In the case now before us, Hoffman not only failed to demonstrate a genuine dispute of a material fact but introduced no affidavits or exhibits evidencing a claim against McSherry. Instead, Hoffman relied entirely on the deposition of Martin in which he testified that there was a joint indebtedness to Hagerstown Trust Company, that McSherry agreed to apply the NADART funds to that indebtedness, and that a Winnebago motor home which was the subject of a security agreement signed by Hoffman and McSherry had "apparently" never existed.
Hoffman offered general allegations that the collateral which had been used as security for a loan from Hagerstown Trust Company may never have existed, but those allegations were unsupported by any evidence. There were no facts before the trial court from which it could properly *600 infer that the loan to Hagerstown Trust Company was in default.
Judgment affirmed.
Costs to be paid by appellant.
NOTES
[1] Attributed to Jim Oigan. See The University of Baltimore Law Forum, Fall 1981, Vol. XI, No. 1, pg. 21, n. 12.
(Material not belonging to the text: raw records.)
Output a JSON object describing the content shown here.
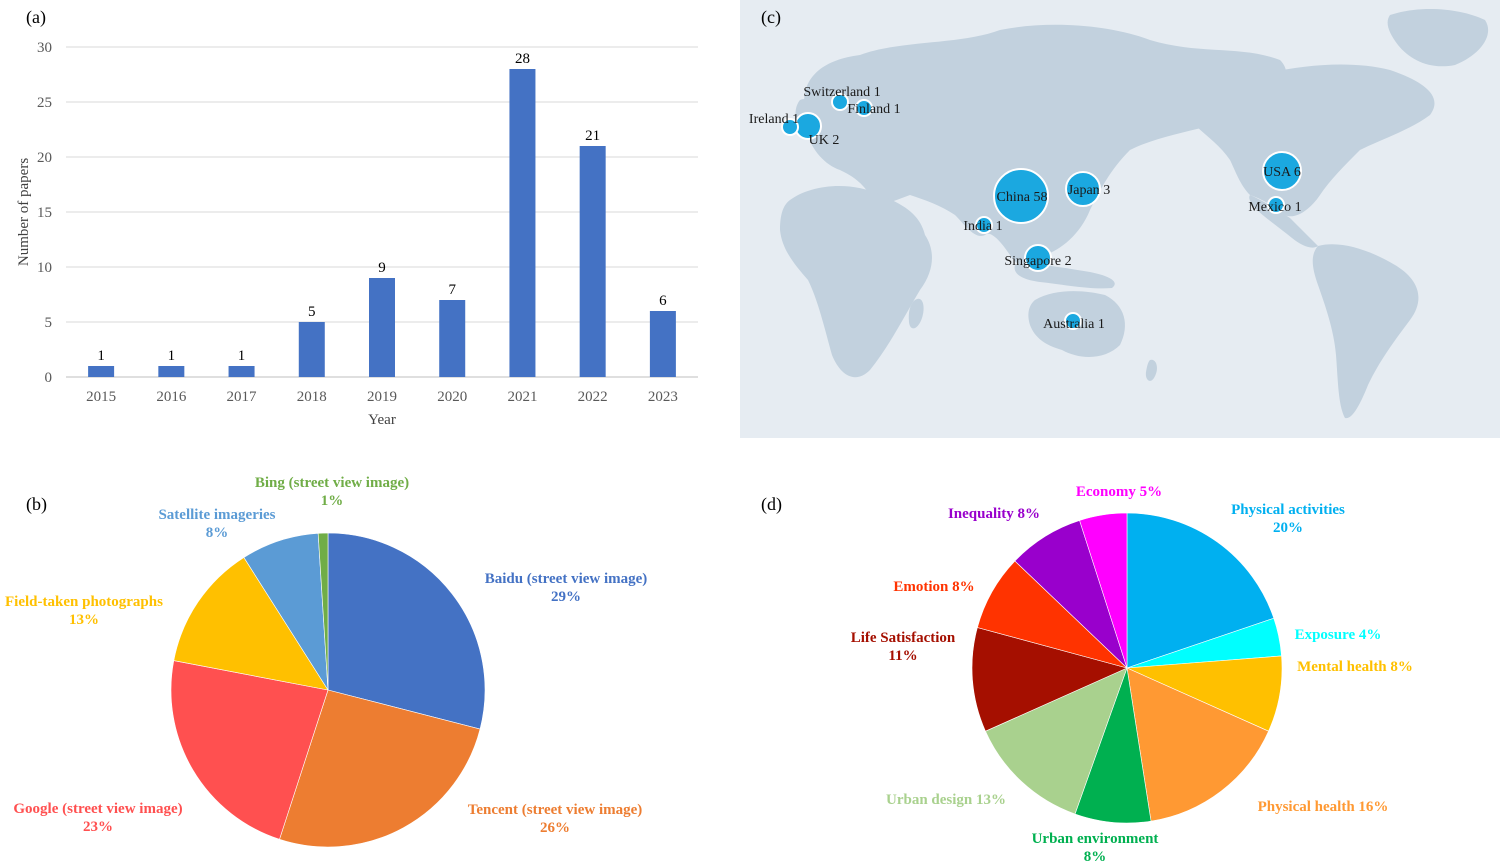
{
  "colors": {
    "bar": "#4472c4",
    "grid": "#d9d9d9",
    "map_bg": "#e6ecf2",
    "land": "#c2d1de",
    "bubble": "#1ba8e0"
  },
  "panels": {
    "a": "(a)",
    "b": "(b)",
    "c": "(c)",
    "d": "(d)"
  },
  "chart_data": [
    {
      "id": "a",
      "type": "bar",
      "title": "",
      "xlabel": "Year",
      "ylabel": "Number of papers",
      "ylim": [
        0,
        30
      ],
      "yticks": [
        0,
        5,
        10,
        15,
        20,
        25,
        30
      ],
      "grid": true,
      "categories": [
        "2015",
        "2016",
        "2017",
        "2018",
        "2019",
        "2020",
        "2021",
        "2022",
        "2023"
      ],
      "values": [
        1,
        1,
        1,
        5,
        9,
        7,
        28,
        21,
        6
      ]
    },
    {
      "id": "b",
      "type": "pie",
      "slices": [
        {
          "name": "Baidu (street view image)",
          "pct_label": "29%",
          "value": 29,
          "color": "#4472c4"
        },
        {
          "name": "Tencent (street view image)",
          "pct_label": "26%",
          "value": 26,
          "color": "#ed7d31"
        },
        {
          "name": "Google (street view image)",
          "pct_label": "23%",
          "value": 23,
          "color": "#ff5050"
        },
        {
          "name": "Field-taken photographs",
          "pct_label": "13%",
          "value": 13,
          "color": "#ffc000"
        },
        {
          "name": "Satellite imageries",
          "pct_label": "8%",
          "value": 8,
          "color": "#5b9bd5"
        },
        {
          "name": "Bing (street view image)",
          "pct_label": "1%",
          "value": 1,
          "color": "#70ad47"
        }
      ]
    },
    {
      "id": "c",
      "type": "bubble-map",
      "points": [
        {
          "name": "China",
          "value": 58
        },
        {
          "name": "USA",
          "value": 6
        },
        {
          "name": "Japan",
          "value": 3
        },
        {
          "name": "UK",
          "value": 2
        },
        {
          "name": "Singapore",
          "value": 2
        },
        {
          "name": "Switzerland",
          "value": 1
        },
        {
          "name": "Finland",
          "value": 1
        },
        {
          "name": "Ireland",
          "value": 1
        },
        {
          "name": "India",
          "value": 1
        },
        {
          "name": "Mexico",
          "value": 1
        },
        {
          "name": "Australia",
          "value": 1
        }
      ]
    },
    {
      "id": "d",
      "type": "pie",
      "slices": [
        {
          "name": "Physical activities",
          "pct_label": "20%",
          "value": 20,
          "color": "#00b0f0"
        },
        {
          "name": "Exposure",
          "pct_label": "4%",
          "value": 4,
          "color": "#00ffff"
        },
        {
          "name": "Mental health",
          "pct_label": "8%",
          "value": 8,
          "color": "#ffc000"
        },
        {
          "name": "Physical health",
          "pct_label": "16%",
          "value": 16,
          "color": "#ff9933"
        },
        {
          "name": "Urban environment",
          "pct_label": "8%",
          "value": 8,
          "color": "#00b050"
        },
        {
          "name": "Urban design",
          "pct_label": "13%",
          "value": 13,
          "color": "#a9d18e"
        },
        {
          "name": "Life Satisfaction",
          "pct_label": "11%",
          "value": 11,
          "color": "#a50f00"
        },
        {
          "name": "Emotion",
          "pct_label": "8%",
          "value": 8,
          "color": "#ff3300"
        },
        {
          "name": "Inequality",
          "pct_label": "8%",
          "value": 8,
          "color": "#9900cc"
        },
        {
          "name": "Economy",
          "pct_label": "5%",
          "value": 5,
          "color": "#ff00ff"
        }
      ]
    }
  ]
}
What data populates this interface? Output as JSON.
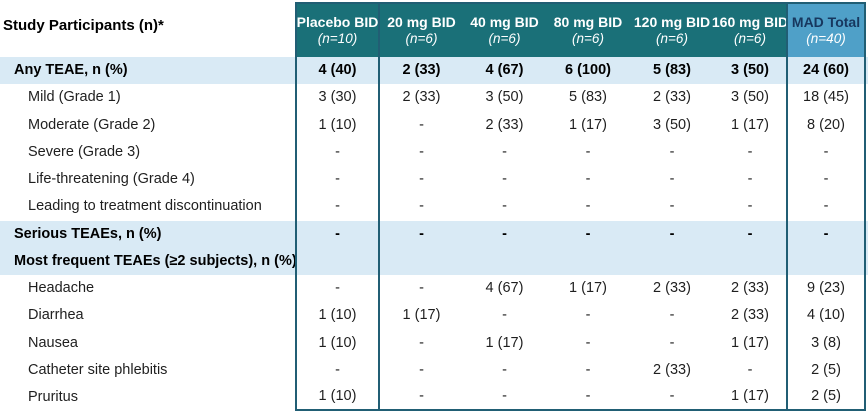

[2] The judgment debtor, Victor McSherry, is not a party to the appeal. In any event, irrespective of the outcome, all he will receive is a credit against the sum owed by him to one or the other of the two litigants.
[3] While the record extract evidences two promissory notes, one dated September 6, 1978, in the amount of $8,942.40, and one dated December 21, 1977, in the amount of $5,162.04, the record before us consists only of the September 6 note and the action on that note.
[4] A second writ of attachment was issued on February 7, 1980. We have no need to consider that second attachment.
[5] Apparently McSherry was due wages in the amount of $677.84 and retained pension contributions in the amount of $206.70. Appellant does not contest that these are attachable funds.